Did the Barclays customer use two factor authentication across all their online services that offer it?

I'm guessing not, and in all probability left a trail of ID clues all over the internet through general ignorance of the issues.

Hacking bank accounts these days requires a bit more than access to someone's email account, aggregator or not.

I use a 9 digit ID encrypted Proton Mail account for anything sensitive, but have had zero security issues with my Hotmail account since 1998 or my Gmail account since 2004.

[BobbyD]

Did the Barclays customer use two factor authentication across all their online services that offer it?

I'm guessing not, and in all probability left a trail of ID clues all over the internet through general ignorance of the issues.

He might even have sought cyber security advice on an online forum...

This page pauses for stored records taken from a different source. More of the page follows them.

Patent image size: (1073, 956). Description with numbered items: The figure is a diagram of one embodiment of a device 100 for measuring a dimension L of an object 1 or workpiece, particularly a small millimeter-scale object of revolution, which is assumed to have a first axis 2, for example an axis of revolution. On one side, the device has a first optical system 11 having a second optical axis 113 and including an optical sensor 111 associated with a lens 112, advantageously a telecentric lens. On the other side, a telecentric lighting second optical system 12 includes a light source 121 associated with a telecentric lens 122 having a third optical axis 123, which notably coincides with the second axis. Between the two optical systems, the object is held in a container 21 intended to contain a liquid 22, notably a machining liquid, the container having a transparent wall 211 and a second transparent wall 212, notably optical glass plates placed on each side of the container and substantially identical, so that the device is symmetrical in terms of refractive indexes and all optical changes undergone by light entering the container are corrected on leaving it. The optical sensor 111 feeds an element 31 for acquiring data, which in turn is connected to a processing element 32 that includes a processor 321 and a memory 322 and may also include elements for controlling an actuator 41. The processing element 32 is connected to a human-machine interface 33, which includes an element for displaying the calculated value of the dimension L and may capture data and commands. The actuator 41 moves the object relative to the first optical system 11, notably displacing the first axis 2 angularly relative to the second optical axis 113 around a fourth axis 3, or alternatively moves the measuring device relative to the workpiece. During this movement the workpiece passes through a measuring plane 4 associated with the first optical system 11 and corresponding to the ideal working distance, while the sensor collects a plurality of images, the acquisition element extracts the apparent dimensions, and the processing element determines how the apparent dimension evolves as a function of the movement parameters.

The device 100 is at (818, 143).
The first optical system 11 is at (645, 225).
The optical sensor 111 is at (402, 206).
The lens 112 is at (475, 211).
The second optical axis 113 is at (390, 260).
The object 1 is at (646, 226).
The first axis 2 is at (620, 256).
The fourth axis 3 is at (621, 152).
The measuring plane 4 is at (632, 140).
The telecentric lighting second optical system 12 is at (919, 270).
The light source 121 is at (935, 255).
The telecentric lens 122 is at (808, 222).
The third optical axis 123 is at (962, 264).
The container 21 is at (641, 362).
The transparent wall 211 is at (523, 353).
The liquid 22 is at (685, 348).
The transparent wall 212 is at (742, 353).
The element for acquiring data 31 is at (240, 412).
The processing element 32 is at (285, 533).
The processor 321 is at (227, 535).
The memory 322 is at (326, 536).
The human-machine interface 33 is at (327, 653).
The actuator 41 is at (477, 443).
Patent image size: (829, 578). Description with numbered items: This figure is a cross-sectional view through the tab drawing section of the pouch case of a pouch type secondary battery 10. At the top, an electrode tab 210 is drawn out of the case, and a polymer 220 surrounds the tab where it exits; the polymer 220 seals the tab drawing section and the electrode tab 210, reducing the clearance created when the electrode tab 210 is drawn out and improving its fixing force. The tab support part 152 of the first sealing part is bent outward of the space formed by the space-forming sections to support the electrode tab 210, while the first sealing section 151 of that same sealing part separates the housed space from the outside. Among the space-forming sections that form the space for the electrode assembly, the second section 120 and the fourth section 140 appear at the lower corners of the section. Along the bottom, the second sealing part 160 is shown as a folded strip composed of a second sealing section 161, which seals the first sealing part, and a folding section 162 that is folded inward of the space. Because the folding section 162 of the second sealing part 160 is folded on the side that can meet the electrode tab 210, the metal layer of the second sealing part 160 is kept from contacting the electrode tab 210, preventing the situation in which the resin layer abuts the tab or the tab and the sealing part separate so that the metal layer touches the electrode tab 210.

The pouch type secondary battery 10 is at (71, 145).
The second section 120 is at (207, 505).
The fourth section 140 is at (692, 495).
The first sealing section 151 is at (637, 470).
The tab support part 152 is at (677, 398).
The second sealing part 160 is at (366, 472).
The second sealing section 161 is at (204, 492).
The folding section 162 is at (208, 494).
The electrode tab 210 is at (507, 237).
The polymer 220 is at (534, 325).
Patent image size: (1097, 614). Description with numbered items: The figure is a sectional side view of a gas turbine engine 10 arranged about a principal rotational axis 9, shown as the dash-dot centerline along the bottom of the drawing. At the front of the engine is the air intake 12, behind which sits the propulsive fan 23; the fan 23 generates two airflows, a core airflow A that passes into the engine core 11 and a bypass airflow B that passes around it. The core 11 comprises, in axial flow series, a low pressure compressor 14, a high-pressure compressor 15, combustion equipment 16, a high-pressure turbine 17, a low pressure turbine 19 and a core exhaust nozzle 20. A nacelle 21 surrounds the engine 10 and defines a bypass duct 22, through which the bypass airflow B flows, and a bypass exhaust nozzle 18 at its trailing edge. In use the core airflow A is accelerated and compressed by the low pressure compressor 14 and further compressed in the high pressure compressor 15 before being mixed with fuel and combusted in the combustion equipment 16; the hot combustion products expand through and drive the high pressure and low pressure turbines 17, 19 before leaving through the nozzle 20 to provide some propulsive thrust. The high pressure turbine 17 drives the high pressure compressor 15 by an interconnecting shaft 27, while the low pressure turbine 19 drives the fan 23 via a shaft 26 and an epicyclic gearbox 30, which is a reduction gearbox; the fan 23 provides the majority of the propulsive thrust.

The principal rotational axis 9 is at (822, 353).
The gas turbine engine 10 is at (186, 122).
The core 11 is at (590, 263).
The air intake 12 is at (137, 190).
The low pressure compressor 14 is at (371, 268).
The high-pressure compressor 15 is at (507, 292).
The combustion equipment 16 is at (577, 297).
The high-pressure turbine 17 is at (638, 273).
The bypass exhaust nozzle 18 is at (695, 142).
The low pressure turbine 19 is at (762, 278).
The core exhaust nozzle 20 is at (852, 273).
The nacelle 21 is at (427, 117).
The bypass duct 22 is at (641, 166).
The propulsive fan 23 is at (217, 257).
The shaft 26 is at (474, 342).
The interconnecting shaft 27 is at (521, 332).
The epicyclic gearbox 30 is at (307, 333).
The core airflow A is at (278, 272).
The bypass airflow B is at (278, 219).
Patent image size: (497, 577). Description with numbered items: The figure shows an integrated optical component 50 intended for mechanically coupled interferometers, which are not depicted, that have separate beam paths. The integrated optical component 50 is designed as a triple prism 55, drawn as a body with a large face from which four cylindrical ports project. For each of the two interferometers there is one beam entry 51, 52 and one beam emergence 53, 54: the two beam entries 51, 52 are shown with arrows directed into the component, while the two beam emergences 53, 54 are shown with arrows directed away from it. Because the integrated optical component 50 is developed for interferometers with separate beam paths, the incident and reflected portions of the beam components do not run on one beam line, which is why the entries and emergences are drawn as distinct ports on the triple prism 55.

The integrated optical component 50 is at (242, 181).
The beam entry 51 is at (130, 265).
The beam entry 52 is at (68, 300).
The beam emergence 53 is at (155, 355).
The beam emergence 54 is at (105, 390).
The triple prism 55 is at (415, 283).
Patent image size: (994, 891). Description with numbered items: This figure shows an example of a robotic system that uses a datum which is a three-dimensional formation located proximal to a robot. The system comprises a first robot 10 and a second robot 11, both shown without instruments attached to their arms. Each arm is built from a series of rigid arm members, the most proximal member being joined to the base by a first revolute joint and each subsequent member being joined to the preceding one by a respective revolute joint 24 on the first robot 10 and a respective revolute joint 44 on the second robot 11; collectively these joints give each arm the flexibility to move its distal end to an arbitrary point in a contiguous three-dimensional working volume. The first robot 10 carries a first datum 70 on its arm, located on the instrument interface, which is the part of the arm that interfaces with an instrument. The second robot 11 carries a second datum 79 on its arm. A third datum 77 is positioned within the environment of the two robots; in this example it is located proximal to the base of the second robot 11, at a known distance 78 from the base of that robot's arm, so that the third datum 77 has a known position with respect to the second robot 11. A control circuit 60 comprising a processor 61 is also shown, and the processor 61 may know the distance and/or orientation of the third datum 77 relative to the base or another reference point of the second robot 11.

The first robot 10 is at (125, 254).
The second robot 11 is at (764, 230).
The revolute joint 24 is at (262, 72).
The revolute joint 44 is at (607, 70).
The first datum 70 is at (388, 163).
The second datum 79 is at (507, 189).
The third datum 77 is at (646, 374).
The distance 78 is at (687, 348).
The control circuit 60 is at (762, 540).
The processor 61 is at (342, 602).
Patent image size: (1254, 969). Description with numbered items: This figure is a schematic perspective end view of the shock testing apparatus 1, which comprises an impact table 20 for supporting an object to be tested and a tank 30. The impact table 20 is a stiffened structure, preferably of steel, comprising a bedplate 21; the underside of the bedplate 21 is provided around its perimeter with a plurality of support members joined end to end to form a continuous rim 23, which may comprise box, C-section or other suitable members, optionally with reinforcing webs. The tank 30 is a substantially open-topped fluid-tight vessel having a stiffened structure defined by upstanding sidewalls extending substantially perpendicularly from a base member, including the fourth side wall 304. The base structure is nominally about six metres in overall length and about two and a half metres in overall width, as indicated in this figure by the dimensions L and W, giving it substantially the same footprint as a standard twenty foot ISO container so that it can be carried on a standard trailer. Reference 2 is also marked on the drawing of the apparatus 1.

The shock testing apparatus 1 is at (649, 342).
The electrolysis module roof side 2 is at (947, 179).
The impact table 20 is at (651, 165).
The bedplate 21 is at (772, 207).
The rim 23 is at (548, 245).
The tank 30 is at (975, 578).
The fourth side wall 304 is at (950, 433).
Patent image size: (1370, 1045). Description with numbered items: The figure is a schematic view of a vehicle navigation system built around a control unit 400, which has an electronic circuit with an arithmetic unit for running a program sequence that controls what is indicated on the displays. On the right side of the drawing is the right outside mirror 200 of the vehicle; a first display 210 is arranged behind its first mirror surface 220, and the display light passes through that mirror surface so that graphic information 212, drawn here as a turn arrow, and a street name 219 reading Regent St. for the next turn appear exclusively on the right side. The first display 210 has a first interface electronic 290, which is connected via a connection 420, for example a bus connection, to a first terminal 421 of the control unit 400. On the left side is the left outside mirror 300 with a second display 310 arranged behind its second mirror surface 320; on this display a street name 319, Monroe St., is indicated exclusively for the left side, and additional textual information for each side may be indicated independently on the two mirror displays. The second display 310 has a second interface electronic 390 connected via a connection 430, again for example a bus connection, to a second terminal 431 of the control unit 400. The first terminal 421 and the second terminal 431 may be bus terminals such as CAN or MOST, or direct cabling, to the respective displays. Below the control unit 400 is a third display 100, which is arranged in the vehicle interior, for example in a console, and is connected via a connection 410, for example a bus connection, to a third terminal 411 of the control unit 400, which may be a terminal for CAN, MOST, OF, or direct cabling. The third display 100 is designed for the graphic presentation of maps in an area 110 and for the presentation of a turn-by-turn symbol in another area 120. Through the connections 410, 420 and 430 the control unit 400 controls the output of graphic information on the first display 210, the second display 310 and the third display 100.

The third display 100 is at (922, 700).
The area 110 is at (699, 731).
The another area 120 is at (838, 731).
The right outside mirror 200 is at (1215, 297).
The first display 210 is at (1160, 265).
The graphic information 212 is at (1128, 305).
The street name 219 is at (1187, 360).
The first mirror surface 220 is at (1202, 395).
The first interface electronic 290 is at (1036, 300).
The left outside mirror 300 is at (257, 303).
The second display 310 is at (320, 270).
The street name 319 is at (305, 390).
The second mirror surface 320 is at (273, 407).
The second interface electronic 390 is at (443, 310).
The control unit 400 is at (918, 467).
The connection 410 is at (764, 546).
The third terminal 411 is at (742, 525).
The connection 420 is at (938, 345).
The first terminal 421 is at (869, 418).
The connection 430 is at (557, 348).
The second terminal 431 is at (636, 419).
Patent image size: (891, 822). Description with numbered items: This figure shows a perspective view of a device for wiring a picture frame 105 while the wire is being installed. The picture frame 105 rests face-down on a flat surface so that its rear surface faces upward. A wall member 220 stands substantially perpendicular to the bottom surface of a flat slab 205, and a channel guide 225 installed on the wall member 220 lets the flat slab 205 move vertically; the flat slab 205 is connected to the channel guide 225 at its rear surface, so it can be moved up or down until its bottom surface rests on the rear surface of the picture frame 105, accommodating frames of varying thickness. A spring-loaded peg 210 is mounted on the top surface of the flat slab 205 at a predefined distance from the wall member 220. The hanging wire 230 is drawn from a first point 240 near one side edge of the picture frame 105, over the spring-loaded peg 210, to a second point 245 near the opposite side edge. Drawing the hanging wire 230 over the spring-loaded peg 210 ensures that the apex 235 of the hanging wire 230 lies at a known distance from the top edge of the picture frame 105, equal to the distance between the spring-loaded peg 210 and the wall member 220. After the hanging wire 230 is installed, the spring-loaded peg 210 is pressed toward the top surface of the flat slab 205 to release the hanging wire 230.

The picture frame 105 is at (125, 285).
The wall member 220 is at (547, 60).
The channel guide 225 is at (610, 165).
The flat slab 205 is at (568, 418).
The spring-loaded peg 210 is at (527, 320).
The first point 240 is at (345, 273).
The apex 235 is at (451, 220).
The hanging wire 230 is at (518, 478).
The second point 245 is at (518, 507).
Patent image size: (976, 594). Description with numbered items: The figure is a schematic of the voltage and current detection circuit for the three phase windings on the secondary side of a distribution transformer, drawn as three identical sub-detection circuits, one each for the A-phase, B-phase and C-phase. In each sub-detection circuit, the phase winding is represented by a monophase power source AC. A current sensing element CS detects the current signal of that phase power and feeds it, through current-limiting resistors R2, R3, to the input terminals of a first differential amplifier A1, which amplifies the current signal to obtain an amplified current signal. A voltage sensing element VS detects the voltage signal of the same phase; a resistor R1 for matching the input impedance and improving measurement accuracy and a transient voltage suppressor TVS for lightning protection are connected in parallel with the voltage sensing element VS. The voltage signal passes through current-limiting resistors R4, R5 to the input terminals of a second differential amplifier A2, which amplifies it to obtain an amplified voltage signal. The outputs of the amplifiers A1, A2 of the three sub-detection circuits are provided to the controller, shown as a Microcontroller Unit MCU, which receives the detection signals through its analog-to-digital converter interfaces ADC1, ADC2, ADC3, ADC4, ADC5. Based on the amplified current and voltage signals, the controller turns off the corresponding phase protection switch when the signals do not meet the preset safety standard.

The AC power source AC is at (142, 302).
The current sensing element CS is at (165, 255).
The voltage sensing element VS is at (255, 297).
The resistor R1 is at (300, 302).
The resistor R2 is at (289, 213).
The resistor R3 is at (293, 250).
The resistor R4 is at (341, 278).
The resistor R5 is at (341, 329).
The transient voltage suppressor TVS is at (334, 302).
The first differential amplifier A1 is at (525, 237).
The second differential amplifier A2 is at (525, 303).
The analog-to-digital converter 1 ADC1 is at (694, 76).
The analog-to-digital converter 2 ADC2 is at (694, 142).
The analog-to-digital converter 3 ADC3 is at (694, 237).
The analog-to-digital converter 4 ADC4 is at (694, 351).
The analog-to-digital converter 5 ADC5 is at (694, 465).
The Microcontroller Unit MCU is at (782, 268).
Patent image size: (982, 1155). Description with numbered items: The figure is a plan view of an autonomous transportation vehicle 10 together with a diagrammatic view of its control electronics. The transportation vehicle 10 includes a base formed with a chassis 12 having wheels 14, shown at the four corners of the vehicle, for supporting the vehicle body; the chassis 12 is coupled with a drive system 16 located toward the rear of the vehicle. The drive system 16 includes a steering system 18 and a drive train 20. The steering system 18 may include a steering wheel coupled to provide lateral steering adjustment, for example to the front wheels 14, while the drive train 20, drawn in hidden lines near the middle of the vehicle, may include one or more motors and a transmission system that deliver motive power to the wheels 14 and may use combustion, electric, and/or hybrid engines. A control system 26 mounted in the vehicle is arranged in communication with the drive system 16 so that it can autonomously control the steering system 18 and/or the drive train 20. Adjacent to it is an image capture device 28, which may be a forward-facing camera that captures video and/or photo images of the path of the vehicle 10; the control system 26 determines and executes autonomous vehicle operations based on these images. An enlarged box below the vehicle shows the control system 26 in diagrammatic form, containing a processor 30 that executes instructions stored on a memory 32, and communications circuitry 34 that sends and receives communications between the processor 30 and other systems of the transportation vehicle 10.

I'm happy you are happy with your arrangements...

[GeoffF100]

In order to reset the passwords for your online financial accounts, a hacker has to compromise the device that you use to access your online accounts. The reset passwords get sent to your email. It is dangerous to access your email from the same device that you use to access your online accounts. Use a separate device. When I recently reset a password, I got a phone call to my landline, and had to type in a number. If a hacker just has access to your email, you are at risk only until you have logged into your account and changed the password. It occurs to me that using an obvious user name is probably not a good idea. It is, however, very worrying when an account is entirely online. I feel a request to change your nominated account should be verified by snail mail.